The U.S.-Japan economic relationships are mutually advantageous because they are strongly and highly integrated through trade in goods and services and closely connected via capital flows. It is very important to note that Japan remains to be a major source of the U.S. national debt financing, and will likely continue to be for the foreseeable future. Japan, also, is a significant source of the foreign private portfolio and direct investment in the U.S. – and vice versa.
However, due to the rise of China and other countries' economic powers, the significance of the economic relations of Japan and the U.S. diminished. Some other reasons for this trend to happen are: because of China taking over Japan as the largest source of foreign financing for the U.S. national debt, and the mediocre performance of the Japanese economy for the last two decades which has been exaggerated by national disasters and accidents.
But despite the friction, the U.S. and Japanese leaders seem to have made a deliberate effort to drastically resolve the conflicts that somehow hindered a prosperous economic relationship between the two countries. This paved the way to stabilize bilateral relationship and focus more the attention on certain issues, such as national security.
But as many have argued, the friendlier the environment, the more serious problems requiring more attention are masked. More specifically, the issue of the free trade agreement called the "Trans-Pacific Partnership" (TPP) from which America has recently withdrawn.

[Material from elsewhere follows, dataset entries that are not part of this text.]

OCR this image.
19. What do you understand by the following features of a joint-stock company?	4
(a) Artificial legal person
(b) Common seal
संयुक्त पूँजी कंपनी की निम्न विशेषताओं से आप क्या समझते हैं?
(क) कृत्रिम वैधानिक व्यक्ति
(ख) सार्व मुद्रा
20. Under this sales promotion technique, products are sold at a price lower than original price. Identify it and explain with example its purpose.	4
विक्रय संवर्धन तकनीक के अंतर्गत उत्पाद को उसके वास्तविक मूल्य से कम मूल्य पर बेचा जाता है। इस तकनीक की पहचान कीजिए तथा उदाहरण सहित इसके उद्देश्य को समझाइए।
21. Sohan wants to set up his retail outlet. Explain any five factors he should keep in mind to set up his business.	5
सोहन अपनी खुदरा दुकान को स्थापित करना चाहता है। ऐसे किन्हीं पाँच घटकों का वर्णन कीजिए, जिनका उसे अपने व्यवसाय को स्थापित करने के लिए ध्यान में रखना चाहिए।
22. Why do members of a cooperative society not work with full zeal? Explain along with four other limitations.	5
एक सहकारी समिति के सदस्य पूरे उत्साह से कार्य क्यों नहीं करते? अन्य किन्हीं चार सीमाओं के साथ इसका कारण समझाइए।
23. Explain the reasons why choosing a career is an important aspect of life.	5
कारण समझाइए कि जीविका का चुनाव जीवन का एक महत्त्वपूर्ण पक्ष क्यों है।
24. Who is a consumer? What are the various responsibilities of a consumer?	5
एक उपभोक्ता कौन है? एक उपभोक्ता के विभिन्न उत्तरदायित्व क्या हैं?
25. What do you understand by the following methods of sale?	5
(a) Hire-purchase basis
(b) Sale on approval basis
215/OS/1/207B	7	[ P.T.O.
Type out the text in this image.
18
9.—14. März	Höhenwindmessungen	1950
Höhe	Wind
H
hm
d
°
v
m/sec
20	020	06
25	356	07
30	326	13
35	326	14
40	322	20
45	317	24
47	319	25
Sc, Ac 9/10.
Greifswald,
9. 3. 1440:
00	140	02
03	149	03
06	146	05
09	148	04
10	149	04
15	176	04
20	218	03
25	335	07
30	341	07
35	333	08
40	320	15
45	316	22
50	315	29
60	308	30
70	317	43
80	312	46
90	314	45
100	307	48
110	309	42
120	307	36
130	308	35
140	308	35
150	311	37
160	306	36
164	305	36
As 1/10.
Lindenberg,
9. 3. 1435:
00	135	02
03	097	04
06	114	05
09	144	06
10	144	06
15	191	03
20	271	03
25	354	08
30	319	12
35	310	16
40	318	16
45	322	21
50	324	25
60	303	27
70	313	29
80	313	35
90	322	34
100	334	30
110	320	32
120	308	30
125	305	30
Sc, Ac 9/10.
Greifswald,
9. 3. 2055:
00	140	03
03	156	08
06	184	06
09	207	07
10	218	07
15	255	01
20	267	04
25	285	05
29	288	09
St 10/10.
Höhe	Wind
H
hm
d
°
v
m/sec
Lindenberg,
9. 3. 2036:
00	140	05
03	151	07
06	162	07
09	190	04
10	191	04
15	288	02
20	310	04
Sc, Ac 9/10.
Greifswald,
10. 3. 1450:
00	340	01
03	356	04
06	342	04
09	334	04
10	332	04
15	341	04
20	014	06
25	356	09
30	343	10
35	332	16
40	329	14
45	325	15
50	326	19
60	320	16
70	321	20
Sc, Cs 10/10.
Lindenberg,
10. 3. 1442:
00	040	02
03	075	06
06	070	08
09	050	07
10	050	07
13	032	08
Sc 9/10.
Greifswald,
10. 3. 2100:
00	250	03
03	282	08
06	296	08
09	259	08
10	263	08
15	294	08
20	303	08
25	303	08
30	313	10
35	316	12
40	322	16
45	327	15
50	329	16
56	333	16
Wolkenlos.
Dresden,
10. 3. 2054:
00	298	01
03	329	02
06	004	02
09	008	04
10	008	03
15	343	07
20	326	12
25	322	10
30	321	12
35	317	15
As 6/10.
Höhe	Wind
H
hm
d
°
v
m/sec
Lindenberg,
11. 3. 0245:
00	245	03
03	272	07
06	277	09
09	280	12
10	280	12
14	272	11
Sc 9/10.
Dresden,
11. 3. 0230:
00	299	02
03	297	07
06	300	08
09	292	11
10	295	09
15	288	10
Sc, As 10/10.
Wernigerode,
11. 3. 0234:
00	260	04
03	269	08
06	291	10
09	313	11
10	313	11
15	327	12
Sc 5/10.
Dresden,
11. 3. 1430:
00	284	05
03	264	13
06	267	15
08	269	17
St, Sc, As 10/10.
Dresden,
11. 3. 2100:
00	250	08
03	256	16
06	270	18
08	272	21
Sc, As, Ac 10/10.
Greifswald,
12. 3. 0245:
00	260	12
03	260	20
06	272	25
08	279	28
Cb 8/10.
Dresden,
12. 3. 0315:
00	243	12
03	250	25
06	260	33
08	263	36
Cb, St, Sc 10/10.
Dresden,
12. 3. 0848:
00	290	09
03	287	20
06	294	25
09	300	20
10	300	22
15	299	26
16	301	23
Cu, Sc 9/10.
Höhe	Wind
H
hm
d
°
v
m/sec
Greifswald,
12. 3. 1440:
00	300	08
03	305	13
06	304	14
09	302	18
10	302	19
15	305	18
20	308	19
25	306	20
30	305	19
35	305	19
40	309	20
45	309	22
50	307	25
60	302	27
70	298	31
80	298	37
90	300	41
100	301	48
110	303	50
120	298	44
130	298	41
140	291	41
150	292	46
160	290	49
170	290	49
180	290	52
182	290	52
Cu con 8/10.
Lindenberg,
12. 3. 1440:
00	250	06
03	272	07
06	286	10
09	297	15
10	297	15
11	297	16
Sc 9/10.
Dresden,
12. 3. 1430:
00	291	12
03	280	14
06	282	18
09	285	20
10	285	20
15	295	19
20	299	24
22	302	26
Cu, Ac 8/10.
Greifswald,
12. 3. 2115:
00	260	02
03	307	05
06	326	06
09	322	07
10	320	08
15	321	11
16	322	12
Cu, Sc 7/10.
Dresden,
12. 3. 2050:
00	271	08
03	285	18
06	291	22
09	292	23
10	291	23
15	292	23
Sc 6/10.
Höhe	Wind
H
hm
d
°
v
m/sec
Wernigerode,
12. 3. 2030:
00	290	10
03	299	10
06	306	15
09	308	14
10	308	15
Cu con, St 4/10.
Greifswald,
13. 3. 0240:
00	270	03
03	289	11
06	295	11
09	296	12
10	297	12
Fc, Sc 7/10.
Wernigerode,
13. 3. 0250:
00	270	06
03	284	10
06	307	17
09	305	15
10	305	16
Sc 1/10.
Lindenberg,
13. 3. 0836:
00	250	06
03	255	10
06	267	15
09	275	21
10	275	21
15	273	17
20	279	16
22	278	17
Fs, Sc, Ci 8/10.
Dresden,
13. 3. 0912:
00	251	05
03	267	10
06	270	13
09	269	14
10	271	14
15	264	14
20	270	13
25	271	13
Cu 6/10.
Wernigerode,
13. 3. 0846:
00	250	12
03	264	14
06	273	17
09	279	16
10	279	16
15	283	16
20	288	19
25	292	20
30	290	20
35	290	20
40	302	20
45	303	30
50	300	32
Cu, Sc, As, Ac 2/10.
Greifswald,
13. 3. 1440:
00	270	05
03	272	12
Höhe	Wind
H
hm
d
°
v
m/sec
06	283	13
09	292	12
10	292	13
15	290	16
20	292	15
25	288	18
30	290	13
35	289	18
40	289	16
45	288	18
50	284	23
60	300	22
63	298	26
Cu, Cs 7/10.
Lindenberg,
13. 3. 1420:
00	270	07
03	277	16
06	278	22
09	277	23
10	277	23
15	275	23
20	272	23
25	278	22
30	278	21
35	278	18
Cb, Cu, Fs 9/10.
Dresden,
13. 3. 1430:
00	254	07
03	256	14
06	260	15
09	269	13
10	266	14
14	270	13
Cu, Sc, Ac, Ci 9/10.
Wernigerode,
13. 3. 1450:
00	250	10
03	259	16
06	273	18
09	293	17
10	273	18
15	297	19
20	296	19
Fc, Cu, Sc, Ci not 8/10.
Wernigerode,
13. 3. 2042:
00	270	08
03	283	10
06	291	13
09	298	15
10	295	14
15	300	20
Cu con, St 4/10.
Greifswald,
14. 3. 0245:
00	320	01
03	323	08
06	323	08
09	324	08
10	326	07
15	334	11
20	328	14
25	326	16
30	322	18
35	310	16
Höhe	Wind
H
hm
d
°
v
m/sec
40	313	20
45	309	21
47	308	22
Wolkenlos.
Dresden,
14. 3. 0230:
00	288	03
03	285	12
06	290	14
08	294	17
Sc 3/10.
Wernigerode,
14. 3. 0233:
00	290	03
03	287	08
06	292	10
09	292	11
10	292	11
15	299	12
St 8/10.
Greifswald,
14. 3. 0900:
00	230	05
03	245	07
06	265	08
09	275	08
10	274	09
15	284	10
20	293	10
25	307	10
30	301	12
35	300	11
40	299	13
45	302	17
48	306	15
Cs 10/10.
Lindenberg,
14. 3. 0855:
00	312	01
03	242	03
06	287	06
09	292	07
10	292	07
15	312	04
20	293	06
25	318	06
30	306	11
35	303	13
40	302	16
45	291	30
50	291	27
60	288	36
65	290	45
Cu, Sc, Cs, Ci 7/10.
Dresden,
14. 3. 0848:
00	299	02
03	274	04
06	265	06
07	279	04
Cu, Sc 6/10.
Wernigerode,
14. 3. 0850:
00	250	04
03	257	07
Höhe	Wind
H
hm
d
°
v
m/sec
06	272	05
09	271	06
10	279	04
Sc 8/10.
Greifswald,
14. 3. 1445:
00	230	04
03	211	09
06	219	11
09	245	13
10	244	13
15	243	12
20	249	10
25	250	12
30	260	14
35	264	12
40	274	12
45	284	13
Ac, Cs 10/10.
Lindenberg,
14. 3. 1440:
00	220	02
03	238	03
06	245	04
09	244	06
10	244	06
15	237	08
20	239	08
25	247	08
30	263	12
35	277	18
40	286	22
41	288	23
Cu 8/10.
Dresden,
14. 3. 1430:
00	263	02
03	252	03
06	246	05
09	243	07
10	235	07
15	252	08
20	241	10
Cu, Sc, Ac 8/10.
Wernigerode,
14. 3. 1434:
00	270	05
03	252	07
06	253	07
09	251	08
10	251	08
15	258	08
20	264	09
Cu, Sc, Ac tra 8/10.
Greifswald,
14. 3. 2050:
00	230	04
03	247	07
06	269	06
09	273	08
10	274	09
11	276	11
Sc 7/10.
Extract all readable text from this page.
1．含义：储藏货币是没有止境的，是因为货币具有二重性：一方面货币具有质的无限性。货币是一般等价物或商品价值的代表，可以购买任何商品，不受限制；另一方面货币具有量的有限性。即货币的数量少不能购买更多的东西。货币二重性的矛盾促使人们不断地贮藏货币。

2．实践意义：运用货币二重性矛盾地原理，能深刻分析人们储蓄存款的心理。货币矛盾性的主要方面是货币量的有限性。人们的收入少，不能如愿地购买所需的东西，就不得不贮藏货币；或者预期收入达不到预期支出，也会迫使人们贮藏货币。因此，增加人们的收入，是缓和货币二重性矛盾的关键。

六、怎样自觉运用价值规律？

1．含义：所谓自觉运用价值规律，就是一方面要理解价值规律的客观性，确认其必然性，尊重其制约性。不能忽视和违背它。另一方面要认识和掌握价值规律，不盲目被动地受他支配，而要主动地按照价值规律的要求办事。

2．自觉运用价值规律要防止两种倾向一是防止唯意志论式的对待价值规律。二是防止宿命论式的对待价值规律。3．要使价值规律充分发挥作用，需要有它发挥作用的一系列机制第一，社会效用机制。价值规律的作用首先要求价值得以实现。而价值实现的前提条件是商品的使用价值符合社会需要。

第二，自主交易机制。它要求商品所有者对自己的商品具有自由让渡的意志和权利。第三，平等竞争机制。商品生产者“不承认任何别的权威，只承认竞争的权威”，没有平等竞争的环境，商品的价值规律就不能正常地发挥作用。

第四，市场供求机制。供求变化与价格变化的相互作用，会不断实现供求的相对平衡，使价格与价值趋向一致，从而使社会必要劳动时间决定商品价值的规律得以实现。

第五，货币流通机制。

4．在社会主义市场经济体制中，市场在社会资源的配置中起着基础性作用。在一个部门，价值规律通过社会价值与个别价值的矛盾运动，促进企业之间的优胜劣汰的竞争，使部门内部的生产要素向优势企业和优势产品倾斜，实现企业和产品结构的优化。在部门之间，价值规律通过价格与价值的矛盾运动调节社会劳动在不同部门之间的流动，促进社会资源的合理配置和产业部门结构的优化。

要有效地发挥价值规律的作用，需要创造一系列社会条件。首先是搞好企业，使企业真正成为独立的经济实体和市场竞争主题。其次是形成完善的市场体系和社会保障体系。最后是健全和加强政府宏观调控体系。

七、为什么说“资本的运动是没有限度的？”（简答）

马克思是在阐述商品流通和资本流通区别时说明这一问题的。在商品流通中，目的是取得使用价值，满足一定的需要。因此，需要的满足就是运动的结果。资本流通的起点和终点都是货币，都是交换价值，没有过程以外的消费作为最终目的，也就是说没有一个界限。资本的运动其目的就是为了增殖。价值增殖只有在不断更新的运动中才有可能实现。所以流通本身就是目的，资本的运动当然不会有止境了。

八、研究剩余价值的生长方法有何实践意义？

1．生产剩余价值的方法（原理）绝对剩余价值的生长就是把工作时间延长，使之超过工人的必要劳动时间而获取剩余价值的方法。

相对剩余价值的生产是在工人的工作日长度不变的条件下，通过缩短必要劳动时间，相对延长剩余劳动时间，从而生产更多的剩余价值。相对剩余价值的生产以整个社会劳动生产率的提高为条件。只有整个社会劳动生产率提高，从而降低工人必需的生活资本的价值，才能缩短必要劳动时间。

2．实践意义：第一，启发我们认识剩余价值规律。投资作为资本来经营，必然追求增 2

THE U.S.-CHINA ECONOMIC RELATIONSHIPS
Since 1949, the relationship between the U.S. and China has been a very "complex mix of intensifying diplomacy, international growing rivalry, and increasingly intertwined economies."
After a series of events and conflicts, the “Shanghai Communiqué” – that sets the stage for improved U.S.-China relations by allowing the U.S. to discuss difficult issues, particularly about Taiwan – was signed by President Richard Nixon and Mao Zedong in February 1972. However, the improved relationship between the two countries made slow progress.
In 1979, China was granted a full diplomatic recognition by U.S. president Jimmy Carter, while also acknowledging China's One China principle. In April of the same year, the “Taiwan Relations Act” was approved by the Congress that allowed continued commercial and cultural relations between the U.S. and Taiwan – requiring Washington to provide Taipei with defensive arms without officially violating the One China policy.
In July 1982, in the Reagan era, the "Six Assurances" to Taiwan including pledges that acknowledge the Taiwan Relations Act, was issued by the administration. In August, a “third joint communiqué” to normalize relations between the U.S. and the China was signed. Reagan's administration then continued to work to improve the Washington-Beijing relations.
Normalized trade relations were then achieved when U.S. president Bill Clinton signed the “U.S.-China Relations Act of 2000” in October that granted Beijing the permanent trade relations with the U.S. In the next year (2001), China had the opportunity to join the World Trade Organization surpassing Mexico as U.S.' second-biggest trade partner.
From 2001-2011, China became the world's second-largest economy, surpassing Japan. Alarmed by China's growing clout, the U.S. under Obama's administration, announced the agreement on the Trans-Pacific Partnership (TPP) with the aim to counter China's economic growth. This led to rising trade tensions from 2012-2017 heightened by issues which include - U.S. indicting Chinese nationals (hackers) who were suspected to be behind the major online breach of the Office of Personnel Management and data theft of the 22 million current and former federal employees and U.S. warning over the South China Sea opposing any further militarization.